From all Cassandra had heard, this particular Westcott, the current earl, was worse than all his ancestors put together.
All this flashed through her mind as the dour manservant crossed the hall on silent feet and opened the door to the parlor, where she and Sarah would wait, but her hesitation was momentary despite her misgivings. She had little choice, after all.
“What name shall I give His Lordship, miss?” the servant inquired as he held the door.
Before Cassandra could reply, her maid spoke up in a voice that was higher than usual and definitely frightened. “Wells. She is Miss Wells.”
Once again, Cassandra’s hesitation was fleeting. It hardly matters, after all. With luck, the coach can be repaired tomorrow, and I will never see Sheffield after that.
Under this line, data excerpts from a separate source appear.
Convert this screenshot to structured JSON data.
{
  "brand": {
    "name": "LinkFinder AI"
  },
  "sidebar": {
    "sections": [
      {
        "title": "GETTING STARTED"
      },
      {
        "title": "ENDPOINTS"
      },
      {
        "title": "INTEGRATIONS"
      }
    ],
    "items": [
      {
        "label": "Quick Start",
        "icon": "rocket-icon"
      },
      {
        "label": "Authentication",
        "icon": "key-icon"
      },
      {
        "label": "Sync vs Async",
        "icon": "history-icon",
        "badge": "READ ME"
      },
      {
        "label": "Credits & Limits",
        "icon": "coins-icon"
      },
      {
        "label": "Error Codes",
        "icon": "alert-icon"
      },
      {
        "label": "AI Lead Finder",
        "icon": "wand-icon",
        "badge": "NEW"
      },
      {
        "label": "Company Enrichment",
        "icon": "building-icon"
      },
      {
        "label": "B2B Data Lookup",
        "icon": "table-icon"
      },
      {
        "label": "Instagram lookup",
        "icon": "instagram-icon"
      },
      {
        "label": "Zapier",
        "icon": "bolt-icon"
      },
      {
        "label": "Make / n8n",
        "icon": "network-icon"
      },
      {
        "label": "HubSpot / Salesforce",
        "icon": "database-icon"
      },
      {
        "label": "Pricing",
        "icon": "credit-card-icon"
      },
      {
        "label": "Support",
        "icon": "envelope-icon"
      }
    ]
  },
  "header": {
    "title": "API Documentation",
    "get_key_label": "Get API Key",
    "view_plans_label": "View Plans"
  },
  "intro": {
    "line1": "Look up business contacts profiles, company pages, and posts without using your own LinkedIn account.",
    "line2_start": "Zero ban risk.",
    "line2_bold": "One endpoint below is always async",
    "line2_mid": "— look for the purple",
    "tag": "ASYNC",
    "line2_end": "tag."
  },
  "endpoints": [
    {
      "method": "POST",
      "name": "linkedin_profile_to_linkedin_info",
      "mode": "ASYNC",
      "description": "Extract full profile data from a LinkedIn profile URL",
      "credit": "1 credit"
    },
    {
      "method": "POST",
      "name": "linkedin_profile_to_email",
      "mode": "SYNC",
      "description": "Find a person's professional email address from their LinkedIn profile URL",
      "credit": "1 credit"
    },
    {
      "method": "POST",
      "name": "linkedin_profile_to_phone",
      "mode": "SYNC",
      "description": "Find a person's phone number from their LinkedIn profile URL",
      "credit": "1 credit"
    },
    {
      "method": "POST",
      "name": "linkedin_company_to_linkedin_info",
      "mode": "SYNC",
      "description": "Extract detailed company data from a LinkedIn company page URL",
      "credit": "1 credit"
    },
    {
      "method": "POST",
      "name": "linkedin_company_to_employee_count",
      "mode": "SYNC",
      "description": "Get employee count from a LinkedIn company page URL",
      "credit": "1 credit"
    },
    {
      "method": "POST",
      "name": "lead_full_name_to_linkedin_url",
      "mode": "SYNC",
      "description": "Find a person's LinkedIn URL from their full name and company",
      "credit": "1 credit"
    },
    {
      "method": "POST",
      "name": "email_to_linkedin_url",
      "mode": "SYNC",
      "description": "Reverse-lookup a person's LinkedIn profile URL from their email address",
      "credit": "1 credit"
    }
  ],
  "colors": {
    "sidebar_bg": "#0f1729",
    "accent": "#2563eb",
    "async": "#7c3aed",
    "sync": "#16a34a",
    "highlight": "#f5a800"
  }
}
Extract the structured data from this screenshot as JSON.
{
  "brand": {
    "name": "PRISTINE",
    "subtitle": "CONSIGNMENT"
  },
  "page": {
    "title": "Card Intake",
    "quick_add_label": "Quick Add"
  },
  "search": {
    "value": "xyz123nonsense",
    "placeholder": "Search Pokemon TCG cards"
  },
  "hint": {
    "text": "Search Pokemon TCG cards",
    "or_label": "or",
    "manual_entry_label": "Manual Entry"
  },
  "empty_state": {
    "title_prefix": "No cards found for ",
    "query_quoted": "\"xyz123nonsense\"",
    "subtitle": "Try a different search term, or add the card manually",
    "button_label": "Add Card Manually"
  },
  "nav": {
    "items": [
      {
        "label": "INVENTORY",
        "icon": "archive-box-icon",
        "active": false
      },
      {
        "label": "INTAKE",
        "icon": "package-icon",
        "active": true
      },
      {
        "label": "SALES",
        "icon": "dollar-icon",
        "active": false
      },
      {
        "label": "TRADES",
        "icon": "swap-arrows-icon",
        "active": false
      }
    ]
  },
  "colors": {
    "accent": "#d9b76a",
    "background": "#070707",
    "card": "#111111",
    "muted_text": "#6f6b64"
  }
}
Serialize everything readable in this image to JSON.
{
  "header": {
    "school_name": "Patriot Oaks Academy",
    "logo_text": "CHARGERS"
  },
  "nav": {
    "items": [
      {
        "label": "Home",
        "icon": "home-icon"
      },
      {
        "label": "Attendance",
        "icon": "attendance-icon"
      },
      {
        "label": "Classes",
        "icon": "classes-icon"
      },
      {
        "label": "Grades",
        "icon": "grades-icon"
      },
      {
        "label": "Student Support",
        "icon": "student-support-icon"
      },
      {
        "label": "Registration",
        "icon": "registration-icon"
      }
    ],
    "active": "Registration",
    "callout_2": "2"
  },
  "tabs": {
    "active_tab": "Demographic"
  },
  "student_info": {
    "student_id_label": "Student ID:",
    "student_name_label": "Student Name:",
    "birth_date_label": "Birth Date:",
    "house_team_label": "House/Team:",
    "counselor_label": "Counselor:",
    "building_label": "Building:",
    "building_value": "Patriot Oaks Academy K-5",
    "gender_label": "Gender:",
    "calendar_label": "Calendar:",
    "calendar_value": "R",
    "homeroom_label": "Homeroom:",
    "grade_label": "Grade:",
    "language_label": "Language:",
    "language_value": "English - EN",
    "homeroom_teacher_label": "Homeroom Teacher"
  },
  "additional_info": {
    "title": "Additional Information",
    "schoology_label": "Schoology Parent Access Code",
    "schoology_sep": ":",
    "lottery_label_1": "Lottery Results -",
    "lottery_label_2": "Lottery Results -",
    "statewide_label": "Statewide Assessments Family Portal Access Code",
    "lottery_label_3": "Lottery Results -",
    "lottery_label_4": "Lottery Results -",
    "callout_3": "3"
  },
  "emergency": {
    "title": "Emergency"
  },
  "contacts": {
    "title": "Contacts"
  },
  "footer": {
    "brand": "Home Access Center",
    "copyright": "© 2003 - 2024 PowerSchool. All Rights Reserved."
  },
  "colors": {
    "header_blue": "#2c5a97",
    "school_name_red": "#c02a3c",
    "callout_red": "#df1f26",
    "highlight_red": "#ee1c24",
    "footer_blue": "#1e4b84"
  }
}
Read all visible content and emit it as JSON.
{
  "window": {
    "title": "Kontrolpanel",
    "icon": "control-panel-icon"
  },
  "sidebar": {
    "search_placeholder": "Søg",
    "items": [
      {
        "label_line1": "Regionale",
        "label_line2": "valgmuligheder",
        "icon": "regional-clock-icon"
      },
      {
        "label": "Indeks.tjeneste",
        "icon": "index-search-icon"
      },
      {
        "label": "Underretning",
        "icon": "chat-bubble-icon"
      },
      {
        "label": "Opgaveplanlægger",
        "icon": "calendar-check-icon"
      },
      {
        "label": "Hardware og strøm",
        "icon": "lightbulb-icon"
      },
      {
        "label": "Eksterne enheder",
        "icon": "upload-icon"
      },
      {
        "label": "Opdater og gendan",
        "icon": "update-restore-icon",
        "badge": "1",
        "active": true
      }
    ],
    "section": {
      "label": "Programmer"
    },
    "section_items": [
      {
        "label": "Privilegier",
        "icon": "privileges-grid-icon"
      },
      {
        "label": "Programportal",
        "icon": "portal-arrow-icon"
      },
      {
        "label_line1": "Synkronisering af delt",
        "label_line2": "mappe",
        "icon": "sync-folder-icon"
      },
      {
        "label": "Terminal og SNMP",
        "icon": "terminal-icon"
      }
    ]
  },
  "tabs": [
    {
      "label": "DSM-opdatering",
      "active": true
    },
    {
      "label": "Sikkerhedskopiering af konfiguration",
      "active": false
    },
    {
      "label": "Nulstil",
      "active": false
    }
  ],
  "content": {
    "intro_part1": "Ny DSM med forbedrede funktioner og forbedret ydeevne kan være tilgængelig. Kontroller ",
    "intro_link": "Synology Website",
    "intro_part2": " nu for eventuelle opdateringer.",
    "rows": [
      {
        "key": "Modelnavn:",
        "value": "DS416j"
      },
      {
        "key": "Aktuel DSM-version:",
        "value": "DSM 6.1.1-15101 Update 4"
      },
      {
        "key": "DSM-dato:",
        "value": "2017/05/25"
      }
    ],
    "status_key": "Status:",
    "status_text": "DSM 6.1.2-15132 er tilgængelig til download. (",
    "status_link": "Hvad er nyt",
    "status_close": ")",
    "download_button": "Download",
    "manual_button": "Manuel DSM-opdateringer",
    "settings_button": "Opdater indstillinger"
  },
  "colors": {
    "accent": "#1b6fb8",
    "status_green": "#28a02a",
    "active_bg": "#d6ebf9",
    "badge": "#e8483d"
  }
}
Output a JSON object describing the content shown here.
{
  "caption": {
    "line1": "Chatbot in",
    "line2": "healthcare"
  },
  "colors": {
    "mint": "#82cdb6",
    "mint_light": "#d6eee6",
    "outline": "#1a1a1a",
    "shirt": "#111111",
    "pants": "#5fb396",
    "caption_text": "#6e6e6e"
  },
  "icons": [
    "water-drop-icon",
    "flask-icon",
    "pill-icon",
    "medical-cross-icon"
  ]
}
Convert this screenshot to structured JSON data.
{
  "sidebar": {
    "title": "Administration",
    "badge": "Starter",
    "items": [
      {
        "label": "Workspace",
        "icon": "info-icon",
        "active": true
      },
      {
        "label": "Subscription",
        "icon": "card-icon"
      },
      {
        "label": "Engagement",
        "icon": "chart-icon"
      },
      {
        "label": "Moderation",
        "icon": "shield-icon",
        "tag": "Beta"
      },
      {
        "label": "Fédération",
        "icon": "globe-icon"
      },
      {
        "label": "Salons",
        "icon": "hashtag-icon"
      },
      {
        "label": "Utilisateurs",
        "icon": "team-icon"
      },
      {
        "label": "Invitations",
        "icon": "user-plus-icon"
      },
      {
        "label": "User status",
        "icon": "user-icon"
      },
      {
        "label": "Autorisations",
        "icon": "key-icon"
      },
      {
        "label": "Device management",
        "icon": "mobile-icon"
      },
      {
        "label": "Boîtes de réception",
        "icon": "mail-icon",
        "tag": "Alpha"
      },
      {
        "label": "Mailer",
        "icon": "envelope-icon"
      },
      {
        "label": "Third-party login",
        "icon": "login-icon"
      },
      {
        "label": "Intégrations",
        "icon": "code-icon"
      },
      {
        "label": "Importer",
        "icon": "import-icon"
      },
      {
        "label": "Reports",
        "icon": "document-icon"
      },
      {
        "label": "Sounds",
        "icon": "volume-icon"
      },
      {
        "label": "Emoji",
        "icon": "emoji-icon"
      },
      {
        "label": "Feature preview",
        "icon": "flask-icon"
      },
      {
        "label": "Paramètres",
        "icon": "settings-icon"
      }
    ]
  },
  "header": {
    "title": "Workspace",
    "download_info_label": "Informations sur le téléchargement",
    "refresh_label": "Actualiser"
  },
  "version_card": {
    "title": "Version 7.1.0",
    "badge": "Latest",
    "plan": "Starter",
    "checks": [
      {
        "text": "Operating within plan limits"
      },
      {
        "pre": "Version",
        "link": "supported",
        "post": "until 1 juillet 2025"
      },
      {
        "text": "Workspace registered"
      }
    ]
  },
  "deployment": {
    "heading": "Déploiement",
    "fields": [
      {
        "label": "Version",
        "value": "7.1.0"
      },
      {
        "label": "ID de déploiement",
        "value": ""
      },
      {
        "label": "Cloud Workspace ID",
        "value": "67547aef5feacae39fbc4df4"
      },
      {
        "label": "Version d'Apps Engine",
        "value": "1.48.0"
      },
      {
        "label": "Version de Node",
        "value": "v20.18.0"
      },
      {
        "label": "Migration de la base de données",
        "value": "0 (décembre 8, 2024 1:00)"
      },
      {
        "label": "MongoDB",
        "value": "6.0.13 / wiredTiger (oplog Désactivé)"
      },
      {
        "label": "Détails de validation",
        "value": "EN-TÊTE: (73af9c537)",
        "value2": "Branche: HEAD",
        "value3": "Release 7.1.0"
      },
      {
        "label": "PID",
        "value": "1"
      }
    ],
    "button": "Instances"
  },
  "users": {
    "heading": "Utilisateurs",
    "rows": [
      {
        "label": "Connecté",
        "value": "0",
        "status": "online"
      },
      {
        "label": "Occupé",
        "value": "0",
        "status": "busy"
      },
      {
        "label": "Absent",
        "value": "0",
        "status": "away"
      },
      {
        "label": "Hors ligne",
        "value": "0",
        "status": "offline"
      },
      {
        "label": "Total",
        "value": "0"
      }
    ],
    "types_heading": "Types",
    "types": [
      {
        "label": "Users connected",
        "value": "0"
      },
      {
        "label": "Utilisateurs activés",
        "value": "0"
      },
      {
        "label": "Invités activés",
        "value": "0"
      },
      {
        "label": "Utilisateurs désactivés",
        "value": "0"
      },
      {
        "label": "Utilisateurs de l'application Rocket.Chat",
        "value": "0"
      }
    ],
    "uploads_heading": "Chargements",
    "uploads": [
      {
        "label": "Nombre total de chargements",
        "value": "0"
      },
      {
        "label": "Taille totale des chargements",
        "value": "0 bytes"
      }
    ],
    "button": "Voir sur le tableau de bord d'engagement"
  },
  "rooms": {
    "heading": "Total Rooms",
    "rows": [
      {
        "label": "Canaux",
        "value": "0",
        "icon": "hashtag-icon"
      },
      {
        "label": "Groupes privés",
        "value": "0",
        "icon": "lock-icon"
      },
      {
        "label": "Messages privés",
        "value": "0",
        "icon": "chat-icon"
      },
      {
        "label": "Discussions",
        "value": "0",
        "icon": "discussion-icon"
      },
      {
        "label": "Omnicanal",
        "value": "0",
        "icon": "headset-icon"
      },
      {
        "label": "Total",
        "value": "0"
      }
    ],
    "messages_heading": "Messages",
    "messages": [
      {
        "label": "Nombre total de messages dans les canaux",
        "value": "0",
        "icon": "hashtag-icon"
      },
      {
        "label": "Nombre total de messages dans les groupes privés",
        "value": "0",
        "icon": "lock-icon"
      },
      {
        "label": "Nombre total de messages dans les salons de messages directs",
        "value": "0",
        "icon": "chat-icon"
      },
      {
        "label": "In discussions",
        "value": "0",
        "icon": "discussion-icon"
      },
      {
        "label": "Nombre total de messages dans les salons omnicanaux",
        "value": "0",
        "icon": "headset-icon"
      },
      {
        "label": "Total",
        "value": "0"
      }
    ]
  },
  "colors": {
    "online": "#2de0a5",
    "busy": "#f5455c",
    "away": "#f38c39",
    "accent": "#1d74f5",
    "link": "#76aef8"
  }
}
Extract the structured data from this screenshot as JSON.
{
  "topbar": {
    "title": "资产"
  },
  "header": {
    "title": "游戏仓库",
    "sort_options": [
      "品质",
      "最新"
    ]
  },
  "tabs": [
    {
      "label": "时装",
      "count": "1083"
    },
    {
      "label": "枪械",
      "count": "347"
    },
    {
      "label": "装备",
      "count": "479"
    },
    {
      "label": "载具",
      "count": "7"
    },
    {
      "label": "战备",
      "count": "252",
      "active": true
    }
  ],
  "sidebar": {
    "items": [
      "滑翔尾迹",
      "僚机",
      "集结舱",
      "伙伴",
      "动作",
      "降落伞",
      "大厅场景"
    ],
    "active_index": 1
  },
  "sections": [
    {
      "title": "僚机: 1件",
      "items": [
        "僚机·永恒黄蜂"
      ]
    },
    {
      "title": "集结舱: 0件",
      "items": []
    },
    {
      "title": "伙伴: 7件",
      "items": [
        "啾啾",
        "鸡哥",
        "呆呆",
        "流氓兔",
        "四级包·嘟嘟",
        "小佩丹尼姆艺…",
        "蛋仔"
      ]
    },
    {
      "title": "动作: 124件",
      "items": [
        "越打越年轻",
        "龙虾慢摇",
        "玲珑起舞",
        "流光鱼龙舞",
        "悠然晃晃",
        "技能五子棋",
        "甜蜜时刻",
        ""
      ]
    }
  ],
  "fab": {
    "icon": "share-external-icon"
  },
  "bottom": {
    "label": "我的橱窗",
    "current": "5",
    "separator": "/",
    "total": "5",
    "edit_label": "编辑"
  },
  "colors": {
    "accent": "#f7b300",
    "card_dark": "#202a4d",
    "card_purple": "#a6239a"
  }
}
So she didn’t correct her maid, allowing the lie to stand.
But as soon as they were alone in the lovely, snug parlor, Cassandra took a chair near the crackling fire, held out her gloved hands toward the flames, and said severely, “Sarah, why on earth did you say such a thing? Wells is your name, not mine.”
“You know very well why, Miss Cassie,” Sarah retorted with spirit. “They say the earl has run through his fortune and intends to wed an heiress—and you’re under his roof unprotected! He’s already ruined one lady and only laughed when her brother demanded he marry her and nearly killed the brother in the mos
t wicked duel the next day!”
Cassandra’s surprise was momentary. Naturally, Sarah would have heard servants’ gossip—which was clearly more candid than what was whispered abovestairs. But was it any more truthful?
“Duels in this day and age? Sarah—”
“It’s true, Miss Cassie. It was years ago, but it happened. My cousin was groom to—to the young lady’s brother, and he swears he saw it with his own eyes. How the earl stood there smiling like a fiend and then shot that poor young man, blood everywhere, and then he just walked away. And he was still smiling, Miss Cassie! Like a devil!” Sarah shuddered, obviously finding a ghoulish delight in the retelling of such a dramatic story.
Cassandra was unwillingly impressed but reminded herself silently that gossip—even that supposedly obtained by an eyewitness—could seldom be relied upon to be wholly truthful. Still, it seemed at least probable that a meeting had taken place between the disreputable earl and some man he had grossly insulted, though the cause as well as the meeting itself was doubtless less dramatic than Sarah’s cousin had described.
“Be that as it may, you have put me in an awkward position,” she told her maid firmly. “Whatever the earl may have been guilty of in his past, there is no reason to suppose he would be anything but courteous to a stranded traveler, and I very much dislike facing him with a lie.”
Unrepentant, Sarah said, “Even a saint can be tempted, miss, and tempting a sinner is foolish! Bad enough you’re so pretty and look so delicate—if he knew you had a fortune as would make a nabob stare, he’d be after you in a trice!”
Cassandra couldn’t help laughing, but she shook her head as well and lapsed into silence as she warmed her hands at the fire. Hiding her identity had not been her doing, and it was not what she wanted, but now that Sarah had taken that step, she was uncertain if she would correct the situation.
She was not afraid of Sheffield, or of being under his roof without the protection of a family member; no matter how black the earl was painted, he was indisputably a gentleman. He might well flaunt the conventions of society, and he might even have compromised a lady and then refused to marry her, but he would no more take advantage of a young lady temporarily under his protection than he would rob a bank.